We have two families here from England.  A younger contemporary of the great Spurgeon of London was another Baptist preacher named F. B. Meyer, positively one of the dearest, sweetest Christian characters who ever lived.  Just before he died, he wrote to a friend, and I read the letter.  He says, and I read it, “Dear Friend, I have just heard to my surprise that I have only a few days to live.”  He had been planning another trip to America.  “I’ve just heard to my surprise, that I have only a few days to live.  It may be before this letter reaches you I shall have entered the palace.  Don’t trouble to write, I’ll meet you in the morning.  With much love, yours affectionately, F. B. Meyer.”

That is Christian!  That is the faith!  That is the figure and type of our Lord.  That is the reality in His resurrection, and that is God’s promise to us!

I’ll meet you in the morning by the bright river side

Where all troubles have passed away.

I’ll greet you in the morning, by our Savior’s dear side

And His smile, and His love will be ours, all the day!

[“I’ll Meet You In the Morning,” Alfred E. Brumley, Sr.]

There’s not anything I’ve ever seen, or heard, or read in philosophy, in literature, in history that begins to compare with the preciousness of the wonderful hope we have in Christ, when God raised Him from the dead [Matthew 28:5-10].

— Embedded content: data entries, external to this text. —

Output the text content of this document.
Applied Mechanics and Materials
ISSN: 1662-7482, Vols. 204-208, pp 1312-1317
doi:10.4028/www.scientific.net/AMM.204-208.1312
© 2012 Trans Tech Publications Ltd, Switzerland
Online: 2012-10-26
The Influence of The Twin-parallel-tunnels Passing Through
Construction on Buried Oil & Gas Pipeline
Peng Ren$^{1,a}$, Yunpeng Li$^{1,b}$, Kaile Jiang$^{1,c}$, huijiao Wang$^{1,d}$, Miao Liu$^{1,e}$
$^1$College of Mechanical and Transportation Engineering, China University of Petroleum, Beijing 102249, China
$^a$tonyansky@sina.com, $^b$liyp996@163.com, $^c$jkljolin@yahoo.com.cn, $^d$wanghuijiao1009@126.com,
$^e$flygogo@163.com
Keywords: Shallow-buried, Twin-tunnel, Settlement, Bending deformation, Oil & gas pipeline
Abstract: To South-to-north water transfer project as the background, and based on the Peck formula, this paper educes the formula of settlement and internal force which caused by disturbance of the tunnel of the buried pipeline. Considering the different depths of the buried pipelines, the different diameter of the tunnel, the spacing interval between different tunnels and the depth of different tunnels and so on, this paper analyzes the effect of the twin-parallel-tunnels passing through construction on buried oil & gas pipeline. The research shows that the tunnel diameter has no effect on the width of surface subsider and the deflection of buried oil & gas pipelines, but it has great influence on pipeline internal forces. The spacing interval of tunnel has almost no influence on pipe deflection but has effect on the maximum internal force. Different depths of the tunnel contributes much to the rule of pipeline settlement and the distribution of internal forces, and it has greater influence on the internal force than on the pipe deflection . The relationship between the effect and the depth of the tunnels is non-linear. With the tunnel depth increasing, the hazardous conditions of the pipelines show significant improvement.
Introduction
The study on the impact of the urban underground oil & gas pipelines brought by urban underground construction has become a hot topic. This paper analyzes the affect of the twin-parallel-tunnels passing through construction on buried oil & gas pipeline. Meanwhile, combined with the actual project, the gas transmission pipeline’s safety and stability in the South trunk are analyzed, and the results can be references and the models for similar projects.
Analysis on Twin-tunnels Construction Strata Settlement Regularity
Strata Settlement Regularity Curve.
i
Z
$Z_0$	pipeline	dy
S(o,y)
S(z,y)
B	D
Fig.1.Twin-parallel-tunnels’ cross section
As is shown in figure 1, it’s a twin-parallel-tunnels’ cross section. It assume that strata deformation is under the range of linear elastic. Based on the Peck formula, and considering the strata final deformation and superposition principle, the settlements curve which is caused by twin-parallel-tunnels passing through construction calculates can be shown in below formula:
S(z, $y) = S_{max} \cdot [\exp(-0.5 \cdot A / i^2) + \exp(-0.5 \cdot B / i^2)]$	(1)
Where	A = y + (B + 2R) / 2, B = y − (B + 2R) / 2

And this is the gospel we preach.  And this is the invitation in His name that we extend.  To give your heart in trust to the blessed Jesus; to follow Him in baptism according to the Great Commission [Matthew 28:19-20]; to put your life with us in this precious church, we invite you, encourage you, wait for you, pray for you.  In a moment we stand to sing our hymn of appeal.  In the balcony round, a family you, a couple you, or just one somebody you, in the throng on this lower floor, into one of these aisles and down to the front, “Here I am pastor, I have decided for God, and I’m on the way.”  May angels attend you, may the Holy Spirit encourage you as you make that decision in your heart.  And on the first note of the first stanza, take that first step, and God will lead you the rest of the way.  Come, and welcome!  Come, with the angels of glory and with the thousands of us in this sanctuary today, we rejoice at the thought of welcoming you into the kingdom and into the church, while we stand and while we sing.